Conserved facultative heterochromatin across cell types identify regulatory sequences underpinning cell identity and disease

Cellular diversity is a product of evolution acting to establish divergent regulatory programs from a common genome. Here, we use cross-cell-type epigenetic conservation to gain insight into the impact of selective constraints on genome function and phenotypic variation. By comparing chromatin accessibility across hundreds of diverse cell-types, we identify 1.4% of the human genome safeguarded by conserved domains of facultative heterochromatin, which we term regions under “cellular constraint”. We calculate single-base resolution cellular constraint scores and demonstrate robust prediction of functionally important coding and non-coding loci in a cell-type-, trait-, and disease-agnostic manner.

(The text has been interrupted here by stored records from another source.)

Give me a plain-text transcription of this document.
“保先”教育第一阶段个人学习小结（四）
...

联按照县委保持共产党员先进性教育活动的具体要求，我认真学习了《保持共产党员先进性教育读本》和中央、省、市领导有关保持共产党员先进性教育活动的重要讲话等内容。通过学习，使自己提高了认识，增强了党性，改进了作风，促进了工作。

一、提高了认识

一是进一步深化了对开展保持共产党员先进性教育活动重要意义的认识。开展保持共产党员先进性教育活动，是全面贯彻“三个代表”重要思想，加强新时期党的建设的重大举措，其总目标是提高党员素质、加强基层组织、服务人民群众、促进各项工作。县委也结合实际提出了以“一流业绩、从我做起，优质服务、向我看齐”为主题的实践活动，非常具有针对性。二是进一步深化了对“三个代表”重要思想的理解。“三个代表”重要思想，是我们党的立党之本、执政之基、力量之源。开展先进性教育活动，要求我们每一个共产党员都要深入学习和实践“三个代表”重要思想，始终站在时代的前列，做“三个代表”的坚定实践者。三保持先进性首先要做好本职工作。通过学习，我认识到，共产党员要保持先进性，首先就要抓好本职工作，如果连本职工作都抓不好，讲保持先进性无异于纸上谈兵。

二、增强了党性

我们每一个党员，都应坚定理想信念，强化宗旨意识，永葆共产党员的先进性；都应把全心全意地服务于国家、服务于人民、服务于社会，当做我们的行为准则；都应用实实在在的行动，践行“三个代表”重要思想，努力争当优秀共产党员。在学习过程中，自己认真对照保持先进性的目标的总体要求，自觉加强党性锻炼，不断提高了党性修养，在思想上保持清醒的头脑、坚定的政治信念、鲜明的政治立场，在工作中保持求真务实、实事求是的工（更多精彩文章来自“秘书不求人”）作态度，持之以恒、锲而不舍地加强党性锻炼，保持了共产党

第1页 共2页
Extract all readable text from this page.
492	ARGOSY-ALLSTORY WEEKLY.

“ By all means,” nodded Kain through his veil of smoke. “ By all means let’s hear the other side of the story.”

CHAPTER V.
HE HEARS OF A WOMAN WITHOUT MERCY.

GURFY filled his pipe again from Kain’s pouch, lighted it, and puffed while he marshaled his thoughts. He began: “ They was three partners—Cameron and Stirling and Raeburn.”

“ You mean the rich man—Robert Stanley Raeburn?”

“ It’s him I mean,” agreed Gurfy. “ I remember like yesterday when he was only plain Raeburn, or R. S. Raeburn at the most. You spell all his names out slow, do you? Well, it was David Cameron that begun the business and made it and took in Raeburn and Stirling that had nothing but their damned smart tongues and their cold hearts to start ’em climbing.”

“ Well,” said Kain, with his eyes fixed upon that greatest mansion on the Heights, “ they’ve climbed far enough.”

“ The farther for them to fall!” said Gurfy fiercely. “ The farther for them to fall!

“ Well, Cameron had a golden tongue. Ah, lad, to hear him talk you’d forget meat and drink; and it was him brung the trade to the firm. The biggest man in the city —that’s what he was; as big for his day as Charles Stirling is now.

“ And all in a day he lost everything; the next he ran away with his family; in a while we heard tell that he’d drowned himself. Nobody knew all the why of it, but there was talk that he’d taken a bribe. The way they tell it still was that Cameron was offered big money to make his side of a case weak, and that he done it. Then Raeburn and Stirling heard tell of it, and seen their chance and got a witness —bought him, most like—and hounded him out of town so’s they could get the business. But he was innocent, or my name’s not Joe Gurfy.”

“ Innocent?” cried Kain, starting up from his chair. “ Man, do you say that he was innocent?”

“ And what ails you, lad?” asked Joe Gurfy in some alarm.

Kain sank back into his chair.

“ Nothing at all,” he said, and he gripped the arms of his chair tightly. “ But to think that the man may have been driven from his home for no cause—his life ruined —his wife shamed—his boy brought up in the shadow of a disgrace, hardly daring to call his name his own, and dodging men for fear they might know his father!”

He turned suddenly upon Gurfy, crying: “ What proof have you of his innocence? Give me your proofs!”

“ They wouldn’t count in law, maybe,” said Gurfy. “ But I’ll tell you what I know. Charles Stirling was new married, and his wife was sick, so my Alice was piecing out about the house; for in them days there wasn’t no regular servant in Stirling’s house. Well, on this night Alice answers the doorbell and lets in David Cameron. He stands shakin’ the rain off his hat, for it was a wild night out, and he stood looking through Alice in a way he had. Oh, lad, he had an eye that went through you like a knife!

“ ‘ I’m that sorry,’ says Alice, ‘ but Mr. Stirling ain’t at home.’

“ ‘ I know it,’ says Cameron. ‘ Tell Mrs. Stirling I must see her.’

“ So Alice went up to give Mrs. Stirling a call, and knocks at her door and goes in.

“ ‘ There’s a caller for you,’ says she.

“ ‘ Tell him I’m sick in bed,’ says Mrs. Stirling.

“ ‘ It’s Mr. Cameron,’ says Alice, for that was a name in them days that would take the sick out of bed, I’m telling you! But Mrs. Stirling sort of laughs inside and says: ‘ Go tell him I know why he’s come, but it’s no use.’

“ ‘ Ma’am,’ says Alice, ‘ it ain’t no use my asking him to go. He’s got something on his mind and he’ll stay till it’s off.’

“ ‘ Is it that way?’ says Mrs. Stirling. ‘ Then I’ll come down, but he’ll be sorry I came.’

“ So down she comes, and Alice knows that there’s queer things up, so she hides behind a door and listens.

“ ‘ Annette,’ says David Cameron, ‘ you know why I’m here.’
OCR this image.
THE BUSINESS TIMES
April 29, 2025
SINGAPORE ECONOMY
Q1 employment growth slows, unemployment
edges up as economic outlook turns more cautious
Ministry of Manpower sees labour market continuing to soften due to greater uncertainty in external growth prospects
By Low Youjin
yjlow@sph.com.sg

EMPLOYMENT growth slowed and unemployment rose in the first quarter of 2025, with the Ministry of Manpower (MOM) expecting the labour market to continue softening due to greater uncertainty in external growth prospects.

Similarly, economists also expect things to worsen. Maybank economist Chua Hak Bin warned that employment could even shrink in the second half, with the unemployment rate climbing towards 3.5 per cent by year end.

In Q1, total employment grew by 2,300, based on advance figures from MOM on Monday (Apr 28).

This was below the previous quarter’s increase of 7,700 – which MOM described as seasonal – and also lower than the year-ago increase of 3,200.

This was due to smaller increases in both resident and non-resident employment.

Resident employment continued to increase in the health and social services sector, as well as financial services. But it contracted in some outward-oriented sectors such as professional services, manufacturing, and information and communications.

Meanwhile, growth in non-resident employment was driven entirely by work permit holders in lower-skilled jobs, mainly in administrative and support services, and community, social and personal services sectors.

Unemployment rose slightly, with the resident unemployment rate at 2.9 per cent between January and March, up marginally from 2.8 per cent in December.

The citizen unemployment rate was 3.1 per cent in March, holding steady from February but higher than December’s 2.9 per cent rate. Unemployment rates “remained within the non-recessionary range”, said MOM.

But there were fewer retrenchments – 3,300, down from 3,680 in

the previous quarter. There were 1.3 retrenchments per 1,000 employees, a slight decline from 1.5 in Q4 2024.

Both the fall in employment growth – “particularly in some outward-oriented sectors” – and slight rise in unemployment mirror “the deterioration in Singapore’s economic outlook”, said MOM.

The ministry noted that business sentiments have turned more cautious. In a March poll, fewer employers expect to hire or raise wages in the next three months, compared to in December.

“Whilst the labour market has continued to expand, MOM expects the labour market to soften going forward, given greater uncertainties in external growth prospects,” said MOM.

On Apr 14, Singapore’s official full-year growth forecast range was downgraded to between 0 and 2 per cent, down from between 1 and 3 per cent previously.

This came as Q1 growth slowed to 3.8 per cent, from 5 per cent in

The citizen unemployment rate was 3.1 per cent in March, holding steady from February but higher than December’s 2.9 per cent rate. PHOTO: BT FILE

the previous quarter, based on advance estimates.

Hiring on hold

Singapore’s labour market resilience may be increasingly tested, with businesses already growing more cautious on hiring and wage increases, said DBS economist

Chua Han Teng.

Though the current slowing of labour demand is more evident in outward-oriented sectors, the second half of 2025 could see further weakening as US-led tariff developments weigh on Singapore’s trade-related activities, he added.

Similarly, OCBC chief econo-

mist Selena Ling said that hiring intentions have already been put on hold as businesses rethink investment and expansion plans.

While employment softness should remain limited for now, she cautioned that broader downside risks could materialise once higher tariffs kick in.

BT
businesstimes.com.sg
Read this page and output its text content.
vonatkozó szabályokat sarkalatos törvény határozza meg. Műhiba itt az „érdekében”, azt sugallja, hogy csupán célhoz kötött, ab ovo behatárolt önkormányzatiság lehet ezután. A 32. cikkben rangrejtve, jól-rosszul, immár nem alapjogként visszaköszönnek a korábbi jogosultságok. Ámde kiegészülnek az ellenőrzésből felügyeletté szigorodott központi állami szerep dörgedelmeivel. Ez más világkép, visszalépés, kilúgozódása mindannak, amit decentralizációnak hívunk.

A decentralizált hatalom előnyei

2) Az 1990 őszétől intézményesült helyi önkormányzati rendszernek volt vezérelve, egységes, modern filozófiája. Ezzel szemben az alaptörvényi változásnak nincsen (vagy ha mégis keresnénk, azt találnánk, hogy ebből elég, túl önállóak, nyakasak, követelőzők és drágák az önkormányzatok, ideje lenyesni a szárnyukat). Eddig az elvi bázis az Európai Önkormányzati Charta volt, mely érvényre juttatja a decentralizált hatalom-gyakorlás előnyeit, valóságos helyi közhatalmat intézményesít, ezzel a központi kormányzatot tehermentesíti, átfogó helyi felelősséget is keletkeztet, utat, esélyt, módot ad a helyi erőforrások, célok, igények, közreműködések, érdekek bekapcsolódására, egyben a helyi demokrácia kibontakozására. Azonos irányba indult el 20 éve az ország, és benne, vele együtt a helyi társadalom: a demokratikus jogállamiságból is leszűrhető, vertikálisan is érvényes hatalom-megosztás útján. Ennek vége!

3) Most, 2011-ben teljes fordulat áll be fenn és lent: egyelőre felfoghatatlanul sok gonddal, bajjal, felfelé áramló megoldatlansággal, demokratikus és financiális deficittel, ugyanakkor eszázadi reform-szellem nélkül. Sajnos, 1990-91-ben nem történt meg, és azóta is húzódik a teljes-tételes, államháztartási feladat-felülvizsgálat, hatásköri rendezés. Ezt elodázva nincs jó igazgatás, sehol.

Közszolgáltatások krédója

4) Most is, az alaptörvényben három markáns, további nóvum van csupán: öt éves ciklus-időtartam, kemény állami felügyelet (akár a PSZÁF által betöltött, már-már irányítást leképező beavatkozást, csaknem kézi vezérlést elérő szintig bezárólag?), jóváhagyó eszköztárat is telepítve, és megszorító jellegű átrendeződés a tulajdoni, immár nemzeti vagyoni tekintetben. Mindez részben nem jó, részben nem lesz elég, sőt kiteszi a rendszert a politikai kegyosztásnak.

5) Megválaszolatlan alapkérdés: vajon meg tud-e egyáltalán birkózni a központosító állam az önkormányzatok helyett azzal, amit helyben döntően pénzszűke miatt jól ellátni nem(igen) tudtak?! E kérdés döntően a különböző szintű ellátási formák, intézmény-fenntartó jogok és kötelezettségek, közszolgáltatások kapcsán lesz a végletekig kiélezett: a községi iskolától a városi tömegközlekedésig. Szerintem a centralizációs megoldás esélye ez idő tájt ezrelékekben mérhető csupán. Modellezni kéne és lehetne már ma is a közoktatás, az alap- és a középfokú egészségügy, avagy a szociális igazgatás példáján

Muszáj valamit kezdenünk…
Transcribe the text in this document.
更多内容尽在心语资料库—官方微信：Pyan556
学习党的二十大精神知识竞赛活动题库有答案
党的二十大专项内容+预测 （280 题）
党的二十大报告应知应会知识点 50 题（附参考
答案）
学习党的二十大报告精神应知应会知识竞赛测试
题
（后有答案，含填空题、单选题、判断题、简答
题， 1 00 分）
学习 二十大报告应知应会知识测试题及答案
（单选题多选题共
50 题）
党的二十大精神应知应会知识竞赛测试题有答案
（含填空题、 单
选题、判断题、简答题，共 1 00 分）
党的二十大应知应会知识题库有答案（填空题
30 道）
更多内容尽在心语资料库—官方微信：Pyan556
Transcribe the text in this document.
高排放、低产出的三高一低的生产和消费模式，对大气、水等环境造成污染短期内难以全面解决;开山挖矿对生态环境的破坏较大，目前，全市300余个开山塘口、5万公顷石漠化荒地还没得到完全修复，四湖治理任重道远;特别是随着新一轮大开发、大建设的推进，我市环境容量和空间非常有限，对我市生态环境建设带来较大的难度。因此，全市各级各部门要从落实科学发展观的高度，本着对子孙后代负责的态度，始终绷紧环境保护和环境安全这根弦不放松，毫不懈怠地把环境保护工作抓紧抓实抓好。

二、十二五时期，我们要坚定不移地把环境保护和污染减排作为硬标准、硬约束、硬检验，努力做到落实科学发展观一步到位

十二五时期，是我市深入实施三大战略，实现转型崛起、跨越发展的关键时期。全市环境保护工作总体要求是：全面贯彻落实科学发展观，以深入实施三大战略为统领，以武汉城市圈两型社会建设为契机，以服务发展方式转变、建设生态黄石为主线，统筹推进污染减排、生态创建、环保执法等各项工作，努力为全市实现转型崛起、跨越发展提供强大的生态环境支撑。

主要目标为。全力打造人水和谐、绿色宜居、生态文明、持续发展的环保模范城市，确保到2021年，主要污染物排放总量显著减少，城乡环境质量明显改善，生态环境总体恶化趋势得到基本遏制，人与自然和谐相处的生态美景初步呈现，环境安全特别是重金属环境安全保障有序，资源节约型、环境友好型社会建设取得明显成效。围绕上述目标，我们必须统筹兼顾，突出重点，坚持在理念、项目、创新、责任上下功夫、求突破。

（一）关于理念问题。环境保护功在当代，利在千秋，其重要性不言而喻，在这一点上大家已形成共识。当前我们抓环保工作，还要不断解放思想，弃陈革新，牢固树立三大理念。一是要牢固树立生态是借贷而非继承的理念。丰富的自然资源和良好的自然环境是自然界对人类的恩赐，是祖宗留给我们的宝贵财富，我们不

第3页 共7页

Cellular constraint annotation enhances causal variant identification, drug discovery, and clinical diagnostic predictions. Furthermore, cell-constrained sequences share signals of positive and negative selection, suggesting a dynamic role in influencing human fitness and adaptation. Overall, this study demonstrates that evolutionary chromatin dynamics can be leveraged to inform the translation of genetic discoveries into effective biological, therapeutic, and clinical outcomes. Overall design: Hashtag barcoded WTC CRISPRi (Control) and RP11-175E9.1-g1 CRISPRi WTC (NKX2-6-AS1 K/D) hiPSCs were differentiated and on day 6 were pooled together with other samples for sequencing. Single live cells were collected and FACs sorted for a multiplexed scRNA-seq run.